Identity is the way we view ourselves and how others view us (Giddens, 1991). It is reflexive, fluid and deeply situated in social and physical contexts, shaping our behaviour, relationships, and opportunities in the world and more (Falk, 2009). Therefore, identity is fundamental to the way we experience, understand
and interact with the world around us; the places we inhabit and the people with which we inhabit them. Examining the embedded imbalance of existing structures, their impact on the identity of inhabitants, and exploring the affordances of technology from a multitude of disciplinary perspectives, provides a way to understand potential futures for these three vital aspects of lived experience.

Based on these core concepts, this workshop aims to explore the following two questions:

  • 1. How can we critique existing technologies and their effects on identity/space/place – especially if they introduce or reproduce uneven power relationships?
  • 2. How can we investigate new technologies and their paradigms while being conscious of the status quo? By doing so, we hope to encourage discussions centred around the affordances of technologies to enable people to experience and understand the importance of fair, mutual agency.

This workshop seeks to investigate alternatives to technosolutionist
approaches and the perception of technology as “cold”, rational and objective. It also seeks to enable a collective, collaborative environment that allows for learning-by-doing. By establishing a longterm connection between workshop attendees, we aim to encourage interdisciplinary, mutual knowledge exchange outside of more top-down-traditional channels and allow for the (un)usual, (un)common and (un)comfortable to inform our own understanding(s).

Our study space is accessible to all within and without academia, where active participation is encouraged, but not mandatory to take part.
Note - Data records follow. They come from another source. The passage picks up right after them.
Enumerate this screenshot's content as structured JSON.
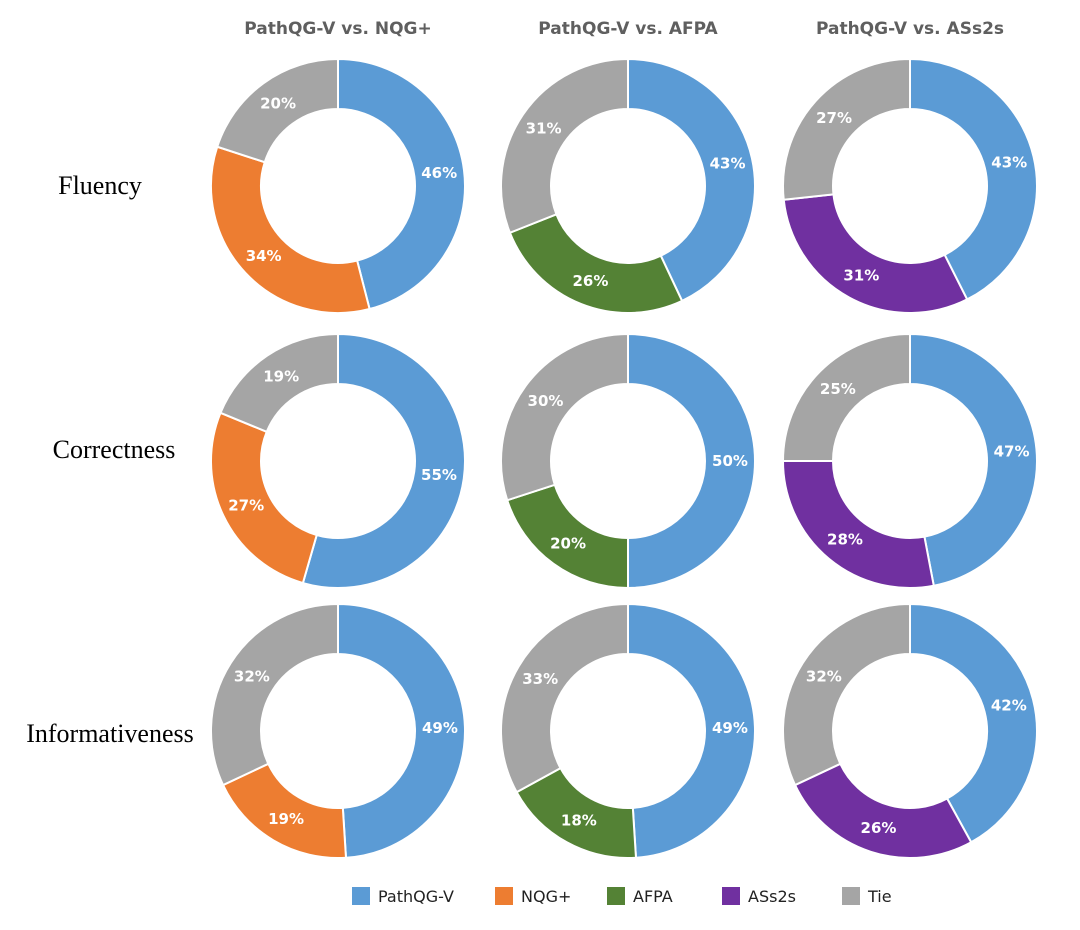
{
  "chart_data": {
    "type": "pie",
    "style": "donut",
    "columns": [
      "PathQG-V  vs. NQG+",
      "PathQG-V  vs. AFPA",
      "PathQG-V  vs. ASs2s"
    ],
    "rows": [
      "Fluency",
      "Correctness",
      "Informativeness"
    ],
    "legend": {
      "position": "bottom",
      "entries": [
        {
          "name": "PathQG-V",
          "color": "#5b9bd5"
        },
        {
          "name": "NQG+",
          "color": "#ed7d31"
        },
        {
          "name": "AFPA",
          "color": "#548235"
        },
        {
          "name": "ASs2s",
          "color": "#7030a0"
        },
        {
          "name": "Tie",
          "color": "#a5a5a5"
        }
      ]
    },
    "charts": [
      {
        "row": "Fluency",
        "column": "PathQG-V  vs. NQG+",
        "slices": [
          {
            "name": "PathQG-V",
            "value": 46,
            "label": "46%"
          },
          {
            "name": "NQG+",
            "value": 34,
            "label": "34%"
          },
          {
            "name": "Tie",
            "value": 20,
            "label": "20%"
          }
        ]
      },
      {
        "row": "Fluency",
        "column": "PathQG-V  vs. AFPA",
        "slices": [
          {
            "name": "PathQG-V",
            "value": 43,
            "label": "43%"
          },
          {
            "name": "AFPA",
            "value": 26,
            "label": "26%"
          },
          {
            "name": "Tie",
            "value": 31,
            "label": "31%"
          }
        ]
      },
      {
        "row": "Fluency",
        "column": "PathQG-V  vs. ASs2s",
        "slices": [
          {
            "name": "PathQG-V",
            "value": 43,
            "label": "43%"
          },
          {
            "name": "ASs2s",
            "value": 31,
            "label": "31%"
          },
          {
            "name": "Tie",
            "value": 27,
            "label": "27%"
          }
        ]
      },
      {
        "row": "Correctness",
        "column": "PathQG-V  vs. NQG+",
        "slices": [
          {
            "name": "PathQG-V",
            "value": 55,
            "label": "55%"
          },
          {
            "name": "NQG+",
            "value": 27,
            "label": "27%"
          },
          {
            "name": "Tie",
            "value": 19,
            "label": "19%"
          }
        ]
      },
      {
        "row": "Correctness",
        "column": "PathQG-V  vs. AFPA",
        "slices": [
          {
            "name": "PathQG-V",
            "value": 50,
            "label": "50%"
          },
          {
            "name": "AFPA",
            "value": 20,
            "label": "20%"
          },
          {
            "name": "Tie",
            "value": 30,
            "label": "30%"
          }
        ]
      },
      {
        "row": "Correctness",
        "column": "PathQG-V  vs. ASs2s",
        "slices": [
          {
            "name": "PathQG-V",
            "value": 47,
            "label": "47%"
          },
          {
            "name": "ASs2s",
            "value": 28,
            "label": "28%"
          },
          {
            "name": "Tie",
            "value": 25,
            "label": "25%"
          }
        ]
      },
      {
        "row": "Informativeness",
        "column": "PathQG-V  vs. NQG+",
        "slices": [
          {
            "name": "PathQG-V",
            "value": 49,
            "label": "49%"
          },
          {
            "name": "NQG+",
            "value": 19,
            "label": "19%"
          },
          {
            "name": "Tie",
            "value": 32,
            "label": "32%"
          }
        ]
      },
      {
        "row": "Informativeness",
        "column": "PathQG-V  vs. AFPA",
        "slices": [
          {
            "name": "PathQG-V",
            "value": 49,
            "label": "49%"
          },
          {
            "name": "AFPA",
            "value": 18,
            "label": "18%"
          },
          {
            "name": "Tie",
            "value": 33,
            "label": "33%"
          }
        ]
      },
      {
        "row": "Informativeness",
        "column": "PathQG-V  vs. ASs2s",
        "slices": [
          {
            "name": "PathQG-V",
            "value": 42,
            "label": "42%"
          },
          {
            "name": "ASs2s",
            "value": 26,
            "label": "26%"
          },
          {
            "name": "Tie",
            "value": 32,
            "label": "32%"
          }
        ]
      }
    ]
  }
}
It is not restricted to only-textual non-fictional representations, but also allows for games, poetry, prose, interactive experiences, etc. to be used as exploratory tools, archived and shared as a collective.


This workshop is aiming to achieve three main goals:

  • Interdisciplinary collaboration: Bringing research students and Early Career Researcher together to form a collective for future, interdisciplinary endeavours (both academic and industry-oriented).
  • Forming a multiplicity of collective understandings of Space(s)/Place(s)/Identities: Ideating on the relationship of space, place and identity; informed by different domains, fields and understandings.
  • Design and project-led research: Formulate potential outputs, work towards creating, making and expressing new ideas within the study space.

Target audience:

Everybody, regardless of academic background or technological skill level, is welcome to this workshop.

  • Curiousity about exploring space/place/identity as interlinked concepts.
  • Interest in challenging, deconstructing and investigating commonly found theories and practices within their own field.